Я каждое утро заплетала Алине косички, ей это не нравилось, но так надо было, потому что волосы на затылке постоянно путались, она же все время лежала. Потом кормление и лекарства по часам. Ела она каши, перетертые супы, фруктовое пюре и йогурты. С лекарствами было сложнее, приходилось их добывать с боем. Бывало, пропускали несколько дней, потому что невозможно было купить ни в одной аптеке. В такие дни Алина постоянно плакала и судороги усиливались, было страшно и жалко, ведь ни помочь, ни объяснить ребенку, что Минздрав в этом месяце нужное лекарство не закупил. Гулять тоже было проблематично: в детскую коляску дочка уже не помещалась, а инвалидная нам не подходила – Алина не могла сидеть, скатывалась, голову и спину не держала, если зафиксировать, сразу плакала. Вечером детей по очереди купали, стирали пеленки и укладывали спать. Я не могла себе представить, кто будет заботиться так об Алине, если я от нее откажусь. Но тетенька из соцзащиты была настойчивой, убеждала, что отказываться не надо, что в интернате Алина просто будет на лечении, можно будет в любое время забрать домой.
Когда Алине исполнилось 4 года, нам наконец дали служебную трехкомнатную квартиру в военном городке. Я, честно говоря, обрадовалась, что тетенька из соцзащиты к нам часто ходить перестанет. У Алины теперь была своя комната, на стенах розовые обои с мишками, разноцветные светильники и тюль, яркое постельное белье, большая кровать на заказ с мягким бортом. Влада из этой комнаты не вылезала, но спать в ней с Алиной она бы не смогла: ночью Алина плакала, громко и долго. Покачать или спеть колыбельную – такое с ней не работало. Просыпалась и прибегала Влада, до четырех утра могла с нами сидеть. Просыпались соседи снизу, а потом жаловались на нас в ЖЭК с требованием выселить. Мне пришлось отправить Владу в садик в год и восемь. Она была еще совсем крохой, и мы обе с ней рыдали при расставании, но для нее так было лучше. Воспитатели удивлялись поведению маленькой Влады: она ни с кем не разговаривала, но за всеми молча убирала игрушки.
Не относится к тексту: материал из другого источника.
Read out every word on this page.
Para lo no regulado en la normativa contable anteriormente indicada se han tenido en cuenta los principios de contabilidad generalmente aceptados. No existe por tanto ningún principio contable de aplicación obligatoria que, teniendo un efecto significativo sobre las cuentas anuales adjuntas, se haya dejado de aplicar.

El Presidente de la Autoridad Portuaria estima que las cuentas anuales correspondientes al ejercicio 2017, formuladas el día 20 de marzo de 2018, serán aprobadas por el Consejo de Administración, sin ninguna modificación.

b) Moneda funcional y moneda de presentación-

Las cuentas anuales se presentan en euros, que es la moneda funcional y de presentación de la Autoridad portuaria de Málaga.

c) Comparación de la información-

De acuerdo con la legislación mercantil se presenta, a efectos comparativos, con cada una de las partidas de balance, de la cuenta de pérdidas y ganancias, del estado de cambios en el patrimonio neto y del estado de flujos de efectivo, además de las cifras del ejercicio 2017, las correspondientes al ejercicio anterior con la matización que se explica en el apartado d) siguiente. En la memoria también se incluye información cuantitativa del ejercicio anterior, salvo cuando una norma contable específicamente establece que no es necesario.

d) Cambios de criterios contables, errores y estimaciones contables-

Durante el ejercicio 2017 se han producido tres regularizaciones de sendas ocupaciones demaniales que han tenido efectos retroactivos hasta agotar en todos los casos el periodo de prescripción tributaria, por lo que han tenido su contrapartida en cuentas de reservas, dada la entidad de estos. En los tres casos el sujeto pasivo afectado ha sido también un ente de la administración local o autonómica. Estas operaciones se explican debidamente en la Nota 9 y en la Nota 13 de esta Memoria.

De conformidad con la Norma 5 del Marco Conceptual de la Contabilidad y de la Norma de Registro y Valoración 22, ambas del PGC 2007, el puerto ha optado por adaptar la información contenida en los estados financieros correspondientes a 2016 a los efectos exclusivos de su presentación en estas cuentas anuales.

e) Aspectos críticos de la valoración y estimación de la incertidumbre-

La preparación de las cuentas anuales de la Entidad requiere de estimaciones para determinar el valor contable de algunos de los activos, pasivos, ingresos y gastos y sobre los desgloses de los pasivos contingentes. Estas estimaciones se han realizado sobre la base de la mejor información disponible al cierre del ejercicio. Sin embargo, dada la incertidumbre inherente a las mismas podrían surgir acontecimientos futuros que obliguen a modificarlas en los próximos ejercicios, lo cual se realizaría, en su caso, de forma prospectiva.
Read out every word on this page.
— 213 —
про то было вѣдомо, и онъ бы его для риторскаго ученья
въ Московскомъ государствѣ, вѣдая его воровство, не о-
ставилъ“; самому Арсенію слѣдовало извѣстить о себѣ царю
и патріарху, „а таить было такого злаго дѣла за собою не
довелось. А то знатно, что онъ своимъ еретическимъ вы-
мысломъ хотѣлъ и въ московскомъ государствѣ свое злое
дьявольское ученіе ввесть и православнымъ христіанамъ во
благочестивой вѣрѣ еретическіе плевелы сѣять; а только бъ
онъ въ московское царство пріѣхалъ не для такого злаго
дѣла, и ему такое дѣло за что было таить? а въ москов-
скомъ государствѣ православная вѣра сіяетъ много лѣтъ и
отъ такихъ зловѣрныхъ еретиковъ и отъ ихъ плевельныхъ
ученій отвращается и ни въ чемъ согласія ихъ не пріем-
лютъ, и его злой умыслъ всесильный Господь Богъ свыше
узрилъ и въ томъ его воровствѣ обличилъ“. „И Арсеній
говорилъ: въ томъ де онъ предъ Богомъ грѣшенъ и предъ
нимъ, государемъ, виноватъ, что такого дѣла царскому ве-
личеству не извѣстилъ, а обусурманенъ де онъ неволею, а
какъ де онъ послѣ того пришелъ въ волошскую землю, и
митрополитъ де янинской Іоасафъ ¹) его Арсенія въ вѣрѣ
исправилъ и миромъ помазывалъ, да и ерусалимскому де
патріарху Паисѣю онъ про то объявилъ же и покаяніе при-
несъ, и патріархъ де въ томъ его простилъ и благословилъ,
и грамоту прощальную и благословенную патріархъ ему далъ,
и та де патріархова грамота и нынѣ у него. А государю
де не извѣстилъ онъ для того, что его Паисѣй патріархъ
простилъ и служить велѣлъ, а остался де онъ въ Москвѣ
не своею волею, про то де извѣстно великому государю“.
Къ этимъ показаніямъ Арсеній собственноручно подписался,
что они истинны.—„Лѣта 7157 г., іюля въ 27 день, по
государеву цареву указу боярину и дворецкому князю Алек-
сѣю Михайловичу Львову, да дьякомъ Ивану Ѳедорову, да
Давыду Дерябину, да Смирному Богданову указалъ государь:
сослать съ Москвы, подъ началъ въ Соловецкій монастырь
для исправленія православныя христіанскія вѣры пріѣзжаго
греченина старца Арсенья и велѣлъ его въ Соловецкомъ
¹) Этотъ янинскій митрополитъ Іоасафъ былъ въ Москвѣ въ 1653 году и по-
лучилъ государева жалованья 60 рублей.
Из садика Влада каждый месяц приносила разные болячки, которыми мгновенно заражала старшую сестру. Для Алины любая простуда – двойное мучение: ребенок не может самостоятельно ни кашлять, ни высморкаться, мокрота скапливается, от высокой температуры судороги становятся чаще, таблеток приходится пить вдвое больше. Боролись с вирусами как могли, каланхоэ закапывали в нос, чтобы чихала, грудь простукивали, чтобы отходила мокрота. Однажды было совсем плохо, температура не падала, я раздела Алину догола, чтобы сбить жар, и вызвала доктора. Отлучилась на пять минут проверить кашу, возвращаюсь – на Алине верхом сидит маленькая Влада и рисует у нее на груди зеленым фломастером какие-то каракули. Вот-вот придет врач, а у меня тяжело больной ребенок изрисован зигзагами. Пробовала отмыть – бесполезно. К нам приехал сам заведующий отделением, Алину он хорошо знал по всяким комиссиям и болячкам. Он очень строго на меня посмотрел, видимо, выглядела я в тот момент так себе, потом послушал Алину, не обратив внимание на зеленые каракули, выписал кучу лекарств и стал меня отчитывать. Я плохая мать, я не думаю о здоровом ребенке, она вырастет психически ненормальной, я запустила себя, Алине лучше в интернате, чем вечно переносить садиковские вирусы. Он говорил это так убедительно и строго, что я только молча кивала.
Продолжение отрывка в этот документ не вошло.